I did find that there was one integral part missing from the museum, even though there was a fashion section: the covering up of Vietnamese women. Just as in Western societies it is fashionable to have tanned skin, in Southeast Asia it is desirable to obtain white skin. In Vietnam this is done though wearing long sleeves pulled down over their hands, hoods covering their head and neck, face masks (also helps with pollution, which gave me a headache the first two days in Hanoi), as well as long trousers or skirts, covered shoes and skin whitening products. It was common for hotels we stayed at to have shower gels with the keyword "whitening", which I stayed well away from. Who knows what sort of harsh chemicals they are subjecting themselves to every day? Once the sun went down, out popped the sun dresses and pretty sandals. To me, this seemed like a drastic way to alter appearances, but when I thought about it, it's no worse than going to the sunbeds (and most likely better for the skin). This doesn't only affect women, and men often wear long sleeves and hats as well. The phenomenon was explained by the younger generation wanting to show that they need not be farmers as their parents were, as darker skin comes with working under the sun all day. 
Needing to escape the heat, we ordered an ice cream fondue from Fanny Icecream. An unfortunate name, but decent ice cream.
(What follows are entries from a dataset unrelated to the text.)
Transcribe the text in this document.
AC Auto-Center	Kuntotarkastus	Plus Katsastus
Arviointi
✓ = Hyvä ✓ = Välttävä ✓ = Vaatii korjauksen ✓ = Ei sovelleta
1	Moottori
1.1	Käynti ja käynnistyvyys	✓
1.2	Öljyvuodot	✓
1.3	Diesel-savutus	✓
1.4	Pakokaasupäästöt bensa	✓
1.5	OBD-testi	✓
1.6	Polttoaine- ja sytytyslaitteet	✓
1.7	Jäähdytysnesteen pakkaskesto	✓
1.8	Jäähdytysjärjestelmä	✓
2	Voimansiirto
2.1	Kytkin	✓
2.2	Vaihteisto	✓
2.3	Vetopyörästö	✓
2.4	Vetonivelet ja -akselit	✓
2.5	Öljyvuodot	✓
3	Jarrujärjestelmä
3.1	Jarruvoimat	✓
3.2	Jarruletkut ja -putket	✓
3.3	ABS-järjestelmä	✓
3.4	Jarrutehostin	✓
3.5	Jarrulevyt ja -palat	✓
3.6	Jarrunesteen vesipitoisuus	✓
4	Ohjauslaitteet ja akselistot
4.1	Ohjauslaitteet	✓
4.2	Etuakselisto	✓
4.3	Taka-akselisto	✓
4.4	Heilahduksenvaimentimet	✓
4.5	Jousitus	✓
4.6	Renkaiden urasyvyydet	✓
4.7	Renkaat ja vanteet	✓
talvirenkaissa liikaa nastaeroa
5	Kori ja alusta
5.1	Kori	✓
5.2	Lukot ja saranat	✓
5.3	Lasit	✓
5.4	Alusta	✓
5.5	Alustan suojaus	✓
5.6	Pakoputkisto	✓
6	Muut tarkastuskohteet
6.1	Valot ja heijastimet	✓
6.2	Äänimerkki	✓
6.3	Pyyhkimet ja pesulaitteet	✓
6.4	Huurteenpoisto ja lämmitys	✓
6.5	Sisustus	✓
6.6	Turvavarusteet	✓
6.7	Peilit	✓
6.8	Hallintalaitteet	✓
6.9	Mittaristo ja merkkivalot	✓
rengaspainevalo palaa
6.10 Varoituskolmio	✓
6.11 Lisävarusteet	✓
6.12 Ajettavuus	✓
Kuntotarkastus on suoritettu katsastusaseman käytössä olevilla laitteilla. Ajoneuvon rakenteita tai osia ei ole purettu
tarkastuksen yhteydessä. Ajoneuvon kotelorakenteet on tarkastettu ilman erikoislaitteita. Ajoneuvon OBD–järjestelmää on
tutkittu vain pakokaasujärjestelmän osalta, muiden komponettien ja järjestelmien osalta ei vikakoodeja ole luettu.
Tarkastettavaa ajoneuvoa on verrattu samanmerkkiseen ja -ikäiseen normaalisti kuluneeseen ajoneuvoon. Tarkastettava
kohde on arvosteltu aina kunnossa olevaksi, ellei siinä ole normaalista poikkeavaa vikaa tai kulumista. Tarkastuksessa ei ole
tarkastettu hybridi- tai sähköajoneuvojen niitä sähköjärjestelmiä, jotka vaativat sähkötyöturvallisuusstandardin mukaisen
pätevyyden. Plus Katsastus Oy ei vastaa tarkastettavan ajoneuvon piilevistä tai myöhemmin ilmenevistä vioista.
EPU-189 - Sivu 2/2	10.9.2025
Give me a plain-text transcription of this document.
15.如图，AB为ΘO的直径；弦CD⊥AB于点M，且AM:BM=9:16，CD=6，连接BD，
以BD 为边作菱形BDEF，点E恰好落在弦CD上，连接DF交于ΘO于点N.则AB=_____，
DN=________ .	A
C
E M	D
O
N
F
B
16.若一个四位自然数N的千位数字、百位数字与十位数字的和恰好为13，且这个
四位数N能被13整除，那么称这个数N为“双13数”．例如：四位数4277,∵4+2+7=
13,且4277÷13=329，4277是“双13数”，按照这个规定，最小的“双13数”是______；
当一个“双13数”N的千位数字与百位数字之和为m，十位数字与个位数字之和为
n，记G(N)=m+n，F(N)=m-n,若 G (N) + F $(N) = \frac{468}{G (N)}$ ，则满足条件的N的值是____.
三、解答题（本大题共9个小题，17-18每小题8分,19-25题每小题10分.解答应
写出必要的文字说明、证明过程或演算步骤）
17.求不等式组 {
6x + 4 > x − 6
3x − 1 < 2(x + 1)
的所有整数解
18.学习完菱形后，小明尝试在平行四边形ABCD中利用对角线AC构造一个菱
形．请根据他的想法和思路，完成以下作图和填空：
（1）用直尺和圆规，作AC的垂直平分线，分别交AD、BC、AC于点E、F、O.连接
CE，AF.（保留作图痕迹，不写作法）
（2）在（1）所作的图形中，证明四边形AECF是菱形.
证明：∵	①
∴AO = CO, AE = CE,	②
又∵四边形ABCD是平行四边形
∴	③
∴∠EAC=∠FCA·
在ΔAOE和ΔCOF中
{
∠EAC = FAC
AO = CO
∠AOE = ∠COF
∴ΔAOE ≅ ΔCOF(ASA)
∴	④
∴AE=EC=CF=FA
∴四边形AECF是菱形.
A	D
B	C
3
With the fondue (heated via a small candle), we were served fourteen different flavours and had a lot of fun choosing the flavours.
On weekends, a night market is held in the Old Quarter and it was refreshing to see locals dressed a little more like the tourists that flocked to souvenir stalls with legs and arms bared. My denim shorts had outlived their usefulness and I had a go at haggling for a new pair. It turns out I am terrible at it, and another tourist (whom I did not know) chimed in to help get the price down a further 10,000 dong. I look forward to going back to stores where the price is already set. And in typical Hanoi style, though the streets were closed off to traffic for the market, you'd still be beeped at by the occasional motorcyclist trying to pass you (who then somehow avoided punishment by hopping down off their bikes whenever they saw patrolling police). The highlight of my evening was when a man pulled up beside me and said in a clandestine manner "Hello, marihuana?" I'm sure many backpackers would take him up on the offer, but I shook my head and cracked up as soon as he was out of earshot.